Salles coloca a questão como se a ocupação das terras indígenas por parte do agronegócio fosse uma simples relação comercial e não se tratasse de uma operação de grilagem dos terrenos e de violência sistemática contra os povos tradicionais.
Somente nos primeiros dias de 2019, ao menos oito áreas indígenas foram atacadas por grileiros de terras e ruralistas. Em 2018, O Conselho Indigenista Missionário (Cimi) divulgou relatório sobre a violência contra as tribos indígenas que constatou 110 assassinatos ocorridos por conta de agressões no ano de 2017. (v. Lideranças rurais e indígenas foram vítimas da violência no campo em 2017)
Em seu discurso, ele também criticou a destinação de recursos públicos por gestões anteriores na área do Meio Ambiente. Para ele, fomentar políticas públicas para a pasta está “fora da realidade”.
“Nós tivemos nesses últimos anos, no Brasil, nos estados, a comprovação de que a má gestão, a gestão ineficiente dos recursos públicos, a gestão irrealista dos recursos públicos, o excesso de abstração na utilização de recursos públicos em detrimento da realidade só causou malefícios à consecução dos objetivos estatais, especialmente na área de meio ambiente”, afirmou Salles.

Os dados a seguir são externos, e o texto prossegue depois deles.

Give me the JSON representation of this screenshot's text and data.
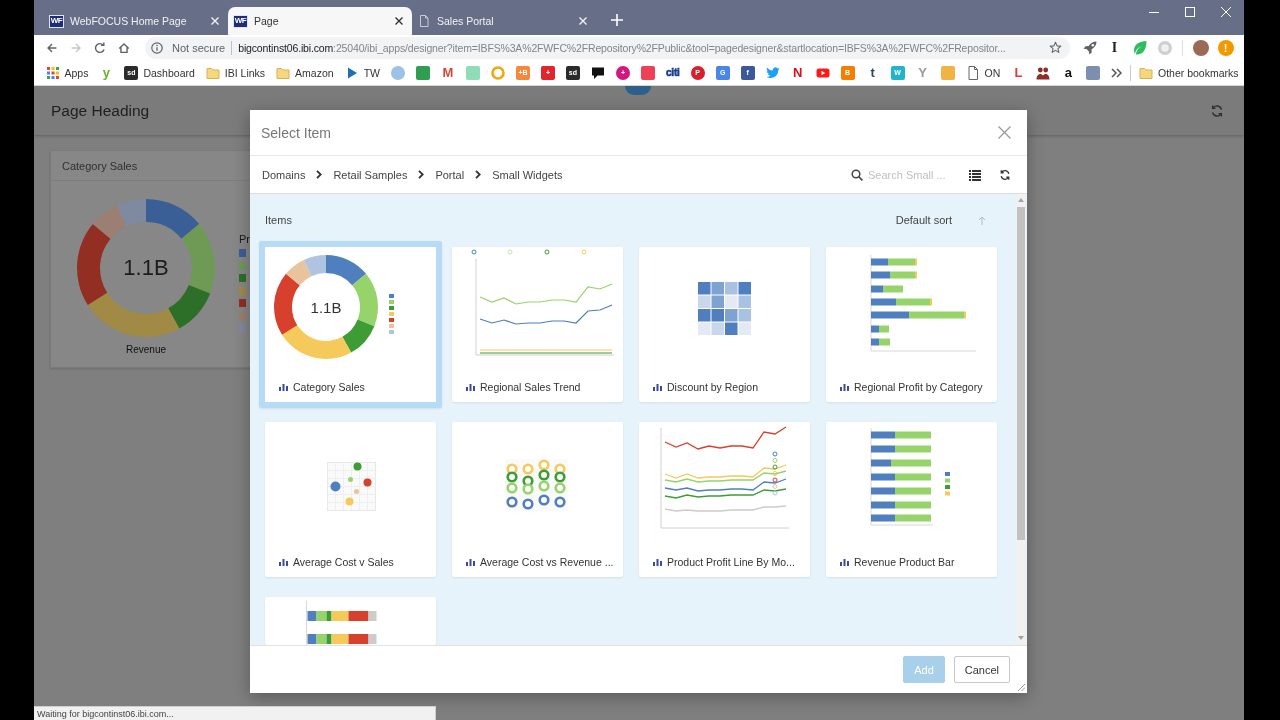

Na sequência do debate, o ex-ministro do Meio Ambiente José Sarney Filho fez objeções aos comentários de Salles. Ele disse que “é um tema tão importante que suscita outras questões muito mais graves”. “As terras indígenas têm destinação para a cultura ancestral indígena. Na medida em que você [índio] dá o uso diferenciado dessa região, você fragiliza todo o embasamento constitucional a essas terras tais como estão. Essa decisão deve caber aos índios, mas isso pode fragilizar sua posição [dos índios] e no futuro pode vir a ser questionada [a terra indígena]. A comunidade indígena tem que ser esclarecida”, alertou o ex-ministro.
DEMARCAÇÃO
Além de considerar “excesso de voluntarismo” do Ibama e da Funai, o ministro bolsonarista acredita que há um “excesso de demarcações” de terras indígenas e unidades de conservação ambiental no país.
Durante a mesa de debate, Salles disse duas vezes que o tema indígena não era sua “especialidade” e mesmo assim criticou a política de demarcações em vigor há anos no Brasil.
Ele sugeriu que o tamanho das terras indígenas prejudica a fiscalização de tão grandes que as considera. “Em casos de excessos de demarcações, nós também fragilizamos aquelas que poderiam ter mais foco e mais substância. Toda vez que o conceito é excessivamente aumentado, nós temos uma fragilidade no cerne das questões. Isso acontece com a fiscalização ambiental, com as boas práticas de agricultura, nos temas minerários, acontece em vários aspectos. Desenhar cenários que não ficam de pé à luz da realidade é um convite à transgressão, à falta de fiscalização, à capacidade de execução”, disse Salles.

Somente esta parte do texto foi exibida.